The book also doesn’t fully address the ethical complexities clinicians face when clients’ misinformation beliefs directly conflict with evidence-based treatment recommendations. More guidance on navigating these situations while maintaining therapeutic alliance would be valuable.
Essential Reading for the Field
For mental health professionals and social workers, Information Sick is more than timely—it is essential. It helps us understand that health misinformation isn’t happening around our practice; it’s happening within it, affecting our clients’ presentation, treatment engagement, and outcomes.
The authors remind us that behind every false health claim shared online is someone seeking the same things our clients want: understanding, hope, community, and relief from suffering. By approaching misinformation with the same empathy and curiosity we bring to other clinical challenges, we can transform these encounters from frustrating obstacles into opportunities for deeper therapeutic engagement.

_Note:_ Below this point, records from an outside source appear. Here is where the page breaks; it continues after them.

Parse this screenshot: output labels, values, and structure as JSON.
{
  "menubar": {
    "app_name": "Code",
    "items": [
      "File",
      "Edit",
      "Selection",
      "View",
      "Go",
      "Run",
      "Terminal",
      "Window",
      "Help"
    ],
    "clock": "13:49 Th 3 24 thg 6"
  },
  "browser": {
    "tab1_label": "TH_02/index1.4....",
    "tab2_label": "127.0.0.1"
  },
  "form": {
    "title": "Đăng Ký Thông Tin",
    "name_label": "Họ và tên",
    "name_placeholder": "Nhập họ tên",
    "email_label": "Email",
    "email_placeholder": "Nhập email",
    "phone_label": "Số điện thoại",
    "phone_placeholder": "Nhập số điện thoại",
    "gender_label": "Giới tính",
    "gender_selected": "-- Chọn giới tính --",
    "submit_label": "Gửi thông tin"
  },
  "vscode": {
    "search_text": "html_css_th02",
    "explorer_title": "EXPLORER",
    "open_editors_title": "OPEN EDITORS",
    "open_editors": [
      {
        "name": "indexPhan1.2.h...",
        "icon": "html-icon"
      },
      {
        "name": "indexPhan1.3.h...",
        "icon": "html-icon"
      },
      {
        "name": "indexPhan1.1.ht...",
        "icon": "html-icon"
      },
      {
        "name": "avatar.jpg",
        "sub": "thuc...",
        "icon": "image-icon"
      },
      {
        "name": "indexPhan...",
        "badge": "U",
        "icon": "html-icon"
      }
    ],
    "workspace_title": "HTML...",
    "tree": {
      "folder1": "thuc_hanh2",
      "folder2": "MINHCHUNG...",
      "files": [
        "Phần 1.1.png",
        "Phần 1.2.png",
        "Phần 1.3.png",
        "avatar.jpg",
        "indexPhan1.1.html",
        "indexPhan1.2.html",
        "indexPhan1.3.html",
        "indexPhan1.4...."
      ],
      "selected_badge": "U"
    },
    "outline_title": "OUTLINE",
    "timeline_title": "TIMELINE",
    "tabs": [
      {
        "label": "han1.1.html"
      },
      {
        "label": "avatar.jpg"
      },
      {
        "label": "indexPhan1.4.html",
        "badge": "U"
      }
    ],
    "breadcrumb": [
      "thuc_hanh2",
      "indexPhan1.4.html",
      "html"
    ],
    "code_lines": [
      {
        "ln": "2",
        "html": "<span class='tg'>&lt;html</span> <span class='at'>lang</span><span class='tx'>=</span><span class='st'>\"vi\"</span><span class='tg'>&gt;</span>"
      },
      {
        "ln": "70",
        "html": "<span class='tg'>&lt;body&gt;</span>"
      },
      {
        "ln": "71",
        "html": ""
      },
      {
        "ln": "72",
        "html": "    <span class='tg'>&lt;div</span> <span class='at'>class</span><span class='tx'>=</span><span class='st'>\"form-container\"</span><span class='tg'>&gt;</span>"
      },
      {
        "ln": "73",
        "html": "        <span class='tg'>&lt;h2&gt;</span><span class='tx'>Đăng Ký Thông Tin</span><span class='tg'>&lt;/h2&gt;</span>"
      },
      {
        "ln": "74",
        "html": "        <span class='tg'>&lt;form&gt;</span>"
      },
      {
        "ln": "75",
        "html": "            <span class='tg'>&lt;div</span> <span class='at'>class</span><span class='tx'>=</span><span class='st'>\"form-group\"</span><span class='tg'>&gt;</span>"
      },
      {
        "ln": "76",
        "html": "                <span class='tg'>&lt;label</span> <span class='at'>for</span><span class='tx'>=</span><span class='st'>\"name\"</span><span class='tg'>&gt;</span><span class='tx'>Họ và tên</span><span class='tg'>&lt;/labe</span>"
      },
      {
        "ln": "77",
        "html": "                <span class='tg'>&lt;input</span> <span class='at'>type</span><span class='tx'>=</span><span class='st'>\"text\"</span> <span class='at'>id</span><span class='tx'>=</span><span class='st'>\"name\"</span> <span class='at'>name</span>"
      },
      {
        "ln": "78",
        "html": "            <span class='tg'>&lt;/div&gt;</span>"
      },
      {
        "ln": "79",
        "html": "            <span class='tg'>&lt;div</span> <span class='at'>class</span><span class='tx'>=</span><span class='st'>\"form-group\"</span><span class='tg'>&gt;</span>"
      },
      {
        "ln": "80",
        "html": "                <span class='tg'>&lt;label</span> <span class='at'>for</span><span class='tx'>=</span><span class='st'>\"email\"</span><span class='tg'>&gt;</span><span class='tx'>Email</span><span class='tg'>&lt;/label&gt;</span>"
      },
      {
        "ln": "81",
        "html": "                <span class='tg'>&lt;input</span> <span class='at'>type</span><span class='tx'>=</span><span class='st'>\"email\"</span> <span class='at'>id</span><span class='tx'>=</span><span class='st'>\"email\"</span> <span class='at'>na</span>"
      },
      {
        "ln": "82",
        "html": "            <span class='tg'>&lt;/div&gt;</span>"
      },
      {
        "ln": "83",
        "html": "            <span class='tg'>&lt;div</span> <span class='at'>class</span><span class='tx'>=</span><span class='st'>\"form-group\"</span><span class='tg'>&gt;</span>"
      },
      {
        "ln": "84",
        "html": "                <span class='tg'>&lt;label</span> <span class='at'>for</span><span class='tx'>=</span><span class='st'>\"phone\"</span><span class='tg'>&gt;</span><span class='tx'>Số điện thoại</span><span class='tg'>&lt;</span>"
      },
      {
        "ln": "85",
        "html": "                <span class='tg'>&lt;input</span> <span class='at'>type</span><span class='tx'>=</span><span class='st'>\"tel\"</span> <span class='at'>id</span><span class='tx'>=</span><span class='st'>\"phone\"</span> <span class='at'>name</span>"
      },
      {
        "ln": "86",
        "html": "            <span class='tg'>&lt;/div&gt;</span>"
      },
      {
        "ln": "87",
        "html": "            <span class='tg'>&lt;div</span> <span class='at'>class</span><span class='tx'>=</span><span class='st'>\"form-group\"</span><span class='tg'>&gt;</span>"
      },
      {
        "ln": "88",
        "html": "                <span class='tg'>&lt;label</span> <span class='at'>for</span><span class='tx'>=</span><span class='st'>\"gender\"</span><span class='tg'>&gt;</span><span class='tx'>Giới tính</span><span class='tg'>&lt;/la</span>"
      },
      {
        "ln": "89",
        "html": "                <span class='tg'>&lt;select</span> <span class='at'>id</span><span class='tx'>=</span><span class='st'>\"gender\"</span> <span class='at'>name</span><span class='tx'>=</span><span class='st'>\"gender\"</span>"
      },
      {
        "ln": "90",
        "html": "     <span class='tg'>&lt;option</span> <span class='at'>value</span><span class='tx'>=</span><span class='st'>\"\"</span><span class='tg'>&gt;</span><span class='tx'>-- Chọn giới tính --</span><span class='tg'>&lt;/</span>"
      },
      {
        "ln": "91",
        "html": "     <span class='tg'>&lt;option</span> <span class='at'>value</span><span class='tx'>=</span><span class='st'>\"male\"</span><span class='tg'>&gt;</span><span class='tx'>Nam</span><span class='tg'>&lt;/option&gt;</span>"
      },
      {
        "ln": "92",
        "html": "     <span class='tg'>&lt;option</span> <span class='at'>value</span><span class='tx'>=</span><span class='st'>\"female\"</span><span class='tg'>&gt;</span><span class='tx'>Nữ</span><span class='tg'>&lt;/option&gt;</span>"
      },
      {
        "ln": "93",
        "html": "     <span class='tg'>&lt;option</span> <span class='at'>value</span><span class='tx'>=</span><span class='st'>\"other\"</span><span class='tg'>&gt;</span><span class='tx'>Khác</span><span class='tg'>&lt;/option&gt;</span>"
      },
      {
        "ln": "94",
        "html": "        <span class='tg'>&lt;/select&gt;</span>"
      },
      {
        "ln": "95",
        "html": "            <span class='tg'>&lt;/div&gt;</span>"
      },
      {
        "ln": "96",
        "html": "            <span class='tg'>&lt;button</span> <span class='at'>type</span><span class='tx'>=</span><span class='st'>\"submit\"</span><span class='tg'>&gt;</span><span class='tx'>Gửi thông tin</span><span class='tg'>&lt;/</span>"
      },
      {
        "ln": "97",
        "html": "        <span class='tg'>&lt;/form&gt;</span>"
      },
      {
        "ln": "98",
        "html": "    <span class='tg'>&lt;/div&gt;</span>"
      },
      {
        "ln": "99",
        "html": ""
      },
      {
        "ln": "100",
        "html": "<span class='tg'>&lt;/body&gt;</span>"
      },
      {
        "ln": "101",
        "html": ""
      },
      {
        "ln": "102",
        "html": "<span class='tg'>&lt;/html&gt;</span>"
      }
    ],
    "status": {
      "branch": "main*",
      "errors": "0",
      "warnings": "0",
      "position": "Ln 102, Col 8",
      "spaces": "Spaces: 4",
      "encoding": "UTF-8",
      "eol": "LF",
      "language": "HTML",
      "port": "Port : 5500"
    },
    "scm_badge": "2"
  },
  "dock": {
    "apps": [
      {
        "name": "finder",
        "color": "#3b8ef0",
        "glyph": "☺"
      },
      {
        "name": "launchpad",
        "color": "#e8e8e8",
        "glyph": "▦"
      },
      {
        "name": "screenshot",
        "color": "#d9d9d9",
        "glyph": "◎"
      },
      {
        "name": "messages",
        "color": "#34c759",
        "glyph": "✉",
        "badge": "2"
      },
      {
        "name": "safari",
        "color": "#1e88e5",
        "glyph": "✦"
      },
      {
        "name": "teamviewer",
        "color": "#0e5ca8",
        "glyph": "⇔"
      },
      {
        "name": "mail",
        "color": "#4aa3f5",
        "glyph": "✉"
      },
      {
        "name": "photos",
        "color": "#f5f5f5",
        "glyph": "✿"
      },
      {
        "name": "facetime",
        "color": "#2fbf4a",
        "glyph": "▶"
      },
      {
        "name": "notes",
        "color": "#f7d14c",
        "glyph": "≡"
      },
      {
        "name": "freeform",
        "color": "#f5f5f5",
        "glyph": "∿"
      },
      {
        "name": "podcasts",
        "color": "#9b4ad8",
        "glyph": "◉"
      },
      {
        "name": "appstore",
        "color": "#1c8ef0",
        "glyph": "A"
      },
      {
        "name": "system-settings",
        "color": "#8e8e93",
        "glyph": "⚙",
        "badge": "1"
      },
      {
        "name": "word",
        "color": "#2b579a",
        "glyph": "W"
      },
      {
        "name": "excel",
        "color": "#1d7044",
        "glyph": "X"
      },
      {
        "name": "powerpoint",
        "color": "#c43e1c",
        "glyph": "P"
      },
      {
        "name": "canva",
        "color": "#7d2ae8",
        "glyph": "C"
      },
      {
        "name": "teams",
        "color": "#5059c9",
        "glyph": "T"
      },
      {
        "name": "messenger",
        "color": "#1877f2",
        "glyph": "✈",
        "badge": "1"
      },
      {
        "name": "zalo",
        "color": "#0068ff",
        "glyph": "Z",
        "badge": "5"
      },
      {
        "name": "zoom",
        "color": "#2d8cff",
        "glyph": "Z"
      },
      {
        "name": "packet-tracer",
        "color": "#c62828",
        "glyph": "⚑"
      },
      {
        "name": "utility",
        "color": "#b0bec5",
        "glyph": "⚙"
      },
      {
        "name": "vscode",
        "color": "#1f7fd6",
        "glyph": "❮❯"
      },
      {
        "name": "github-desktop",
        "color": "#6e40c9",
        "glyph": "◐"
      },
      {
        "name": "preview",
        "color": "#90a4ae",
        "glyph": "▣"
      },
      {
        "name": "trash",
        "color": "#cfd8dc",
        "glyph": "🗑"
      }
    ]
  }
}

In our current era of information chaos, this book offers something precious: a framework for maintaining both our commitment to evidence-based practice and our fundamental belief in human dignity. It challenges us to be better clinicians, more thoughtful advocates, and more effective healers in a world where information itself has become a source of trauma.
For mental health professionals seeking to understand and address one of the most pressing challenges facing our field, this book provides both insight and hope. It is essential reading for anyone committed to healing in the digital age.
Reviewed by Dava R. Wilson, EdD, LCSW, Assistant Professor, Social Work Department, Austin Peay State University, and Lead Clinician at Wilson Teletherapy LLC.